Like everyone knows, last week we had a pretty good news, the HTC Sensation is officialy supported by MIUI for the V4.

And ice on the cake, this come the 29 february !

But what about a little mod ? Isn't it sad that we only take the official update and no more fun with dev on MIUI ?

So i had an idea. What about making a minimal MIUI ROM ("MiniMIUI") where we take away all unnecessary stuffs and and with a minal theme ?

If you want to have an idea of what i'm talking about, it's a little bit the same idea as HyperSensation from Kris, a CyanogenMod minial ROM.
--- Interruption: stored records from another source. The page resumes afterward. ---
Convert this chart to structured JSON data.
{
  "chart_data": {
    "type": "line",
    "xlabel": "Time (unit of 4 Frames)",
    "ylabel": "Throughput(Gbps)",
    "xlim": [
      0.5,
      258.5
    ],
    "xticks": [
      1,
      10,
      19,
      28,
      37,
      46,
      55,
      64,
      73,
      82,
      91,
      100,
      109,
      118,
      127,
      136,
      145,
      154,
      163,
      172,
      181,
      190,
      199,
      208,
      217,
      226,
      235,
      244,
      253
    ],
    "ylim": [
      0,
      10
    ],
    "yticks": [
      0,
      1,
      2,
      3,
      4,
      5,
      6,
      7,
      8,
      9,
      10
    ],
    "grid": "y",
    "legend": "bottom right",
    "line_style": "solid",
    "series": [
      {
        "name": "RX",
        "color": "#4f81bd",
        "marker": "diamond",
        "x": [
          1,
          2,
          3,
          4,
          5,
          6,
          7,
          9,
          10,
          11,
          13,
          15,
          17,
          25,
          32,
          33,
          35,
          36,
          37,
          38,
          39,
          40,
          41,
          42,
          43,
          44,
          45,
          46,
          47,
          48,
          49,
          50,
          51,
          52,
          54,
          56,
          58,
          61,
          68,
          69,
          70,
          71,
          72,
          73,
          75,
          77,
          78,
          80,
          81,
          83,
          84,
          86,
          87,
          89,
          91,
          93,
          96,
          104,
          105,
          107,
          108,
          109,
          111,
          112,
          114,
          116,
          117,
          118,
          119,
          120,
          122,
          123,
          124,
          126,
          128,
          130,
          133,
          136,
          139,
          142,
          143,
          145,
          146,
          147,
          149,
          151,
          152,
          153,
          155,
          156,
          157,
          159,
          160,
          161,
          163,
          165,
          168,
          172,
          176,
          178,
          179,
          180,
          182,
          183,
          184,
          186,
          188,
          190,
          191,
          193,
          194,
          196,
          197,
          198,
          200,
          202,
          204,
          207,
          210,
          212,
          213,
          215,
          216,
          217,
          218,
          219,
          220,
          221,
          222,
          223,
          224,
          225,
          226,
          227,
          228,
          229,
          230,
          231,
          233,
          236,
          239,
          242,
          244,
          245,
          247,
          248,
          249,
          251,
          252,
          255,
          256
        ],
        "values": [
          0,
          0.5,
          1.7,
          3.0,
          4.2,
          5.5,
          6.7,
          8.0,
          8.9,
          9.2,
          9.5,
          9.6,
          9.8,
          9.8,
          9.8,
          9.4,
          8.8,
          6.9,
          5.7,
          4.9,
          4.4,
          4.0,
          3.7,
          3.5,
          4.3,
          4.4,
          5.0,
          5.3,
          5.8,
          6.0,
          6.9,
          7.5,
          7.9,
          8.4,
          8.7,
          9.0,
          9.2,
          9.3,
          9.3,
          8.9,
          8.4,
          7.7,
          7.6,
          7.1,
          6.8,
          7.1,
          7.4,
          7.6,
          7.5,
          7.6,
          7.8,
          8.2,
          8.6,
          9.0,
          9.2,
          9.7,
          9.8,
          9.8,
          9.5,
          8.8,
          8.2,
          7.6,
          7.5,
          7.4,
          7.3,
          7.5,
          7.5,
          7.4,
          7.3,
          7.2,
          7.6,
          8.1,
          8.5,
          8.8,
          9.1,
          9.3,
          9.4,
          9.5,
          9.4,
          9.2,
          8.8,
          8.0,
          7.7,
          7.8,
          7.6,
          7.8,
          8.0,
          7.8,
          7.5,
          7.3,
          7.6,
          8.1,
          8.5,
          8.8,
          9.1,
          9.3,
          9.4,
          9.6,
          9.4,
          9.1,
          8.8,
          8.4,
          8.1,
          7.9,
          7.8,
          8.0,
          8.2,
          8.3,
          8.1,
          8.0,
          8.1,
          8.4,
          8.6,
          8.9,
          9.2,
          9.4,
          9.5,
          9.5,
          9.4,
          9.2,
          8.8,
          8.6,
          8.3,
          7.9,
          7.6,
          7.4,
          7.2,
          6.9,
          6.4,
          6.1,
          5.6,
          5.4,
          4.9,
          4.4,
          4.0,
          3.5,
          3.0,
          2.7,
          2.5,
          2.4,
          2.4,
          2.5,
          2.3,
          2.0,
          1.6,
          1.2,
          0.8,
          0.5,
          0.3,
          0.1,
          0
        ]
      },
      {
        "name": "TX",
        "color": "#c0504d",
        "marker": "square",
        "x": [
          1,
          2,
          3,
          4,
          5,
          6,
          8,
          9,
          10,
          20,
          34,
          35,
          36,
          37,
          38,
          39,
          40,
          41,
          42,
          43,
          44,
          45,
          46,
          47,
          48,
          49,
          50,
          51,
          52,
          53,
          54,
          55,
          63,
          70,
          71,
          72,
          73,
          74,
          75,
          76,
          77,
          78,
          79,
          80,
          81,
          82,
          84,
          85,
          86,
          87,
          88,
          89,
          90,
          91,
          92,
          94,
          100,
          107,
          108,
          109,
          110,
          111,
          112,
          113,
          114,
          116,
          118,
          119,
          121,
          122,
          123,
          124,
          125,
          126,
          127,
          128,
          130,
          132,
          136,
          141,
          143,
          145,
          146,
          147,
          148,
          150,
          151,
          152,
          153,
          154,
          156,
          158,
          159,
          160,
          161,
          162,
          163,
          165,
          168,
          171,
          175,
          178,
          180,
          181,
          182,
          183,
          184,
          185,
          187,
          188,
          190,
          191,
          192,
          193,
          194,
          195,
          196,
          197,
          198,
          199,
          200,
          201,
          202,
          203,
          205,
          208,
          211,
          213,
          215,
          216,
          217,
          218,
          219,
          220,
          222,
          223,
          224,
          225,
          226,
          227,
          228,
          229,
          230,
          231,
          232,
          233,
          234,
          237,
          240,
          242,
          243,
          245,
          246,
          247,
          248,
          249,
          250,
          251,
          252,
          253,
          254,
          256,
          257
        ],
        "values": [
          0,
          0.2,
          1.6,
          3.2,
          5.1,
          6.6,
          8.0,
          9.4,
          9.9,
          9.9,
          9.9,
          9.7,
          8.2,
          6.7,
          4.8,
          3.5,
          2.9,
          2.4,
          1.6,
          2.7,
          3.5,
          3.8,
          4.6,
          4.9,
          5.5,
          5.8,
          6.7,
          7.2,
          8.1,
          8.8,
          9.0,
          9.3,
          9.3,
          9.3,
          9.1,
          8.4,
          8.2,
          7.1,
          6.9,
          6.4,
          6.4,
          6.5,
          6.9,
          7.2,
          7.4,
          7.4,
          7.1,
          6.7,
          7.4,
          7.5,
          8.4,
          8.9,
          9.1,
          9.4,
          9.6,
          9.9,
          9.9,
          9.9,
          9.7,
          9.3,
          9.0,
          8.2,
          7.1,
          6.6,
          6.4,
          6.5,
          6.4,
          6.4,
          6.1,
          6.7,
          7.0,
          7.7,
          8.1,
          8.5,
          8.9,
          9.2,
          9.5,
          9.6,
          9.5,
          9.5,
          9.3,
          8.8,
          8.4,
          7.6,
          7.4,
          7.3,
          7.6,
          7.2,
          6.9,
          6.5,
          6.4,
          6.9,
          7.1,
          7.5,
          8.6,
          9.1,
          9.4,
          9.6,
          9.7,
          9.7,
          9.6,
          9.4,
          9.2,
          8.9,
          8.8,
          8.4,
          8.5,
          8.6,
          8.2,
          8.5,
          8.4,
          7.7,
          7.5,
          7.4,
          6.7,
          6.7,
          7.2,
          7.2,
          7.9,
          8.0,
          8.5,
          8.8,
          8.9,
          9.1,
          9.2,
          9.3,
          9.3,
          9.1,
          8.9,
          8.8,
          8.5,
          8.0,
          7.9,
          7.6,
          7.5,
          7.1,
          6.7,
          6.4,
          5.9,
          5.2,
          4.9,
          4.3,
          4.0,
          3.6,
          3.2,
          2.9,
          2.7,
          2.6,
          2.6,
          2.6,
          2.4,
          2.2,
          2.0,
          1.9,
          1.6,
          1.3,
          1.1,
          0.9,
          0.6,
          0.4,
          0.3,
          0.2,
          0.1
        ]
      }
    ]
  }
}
Saddly, i'm not a dev. But i'm in Android business for like 3 years now, flashing ROM like an addict. So, i'm thinking about having a team for it. And i can be the main tester since i have pretty good knowledge about Android (and specially MIUI).

And i'm in design, i can do some goodies btw (like wallpaper, ring, etc...)

So, are you interessted in project ? I want your feedback ! And most of all, i'm searching :

- 1 or 2 dev
- 1 or 2 themer that can make our minal mtz theme

Let's the fun begin !

PS: If you're interessted, please, send me a PM (and leave something here ) 

TEAM :

- Icons and Bootanimation : hinderbrus

- Dev : kristofpetho

- Tester and coordinator : Bluewall


----------



## chukis13

Sounds like a good idea. Unfortunately I'm no dev so I'll just wait and flash. Good luck.

Sent from my HTC Pyramid using Tapatalk


----------



## fejker

I don't see the point since anyone can delete the apps that are not needed and anyone can select a theme from the large selection of themes that are available in the MIUI theme gallery (ring tones included).

OK, I get that it's more convenient to just flash a ROM that doesn't have the bloatware to start with, but I don't really see the point in having a team for this. It would be better to just spend some time designing a theme and putting it on-line.


----------



## rawdealer

Totally agree  I make themes for MIUI, but just for my own satisfaction, not to be obligated to some developer ))


----------



## Bluewall

Ok let me explain, we will remove more than app, lib files and stuff too

But thanks for your feedback







)


----------



## rawdealer

No problem....one more thing, you'll have a problem to find themer if someone else will do or choose icons instead of him







it's theme releted (themer taste ;-) )

Sent with a cold beer in my hand


----------



## EspElement

I loved the hypersensation for CM7. Have at it boys. I would give it a try.


----------



## Zehlek

rawdealer said:


> Totally agree  I make themes for MIUI, but just for my own satisfaction, not to be obligated to some developer ))


Hey can you make an Aosp ICS miui v4 theme? I tried Black Ice but it doesn't work on Miui 4


----------



## gmi0078

any news?


----------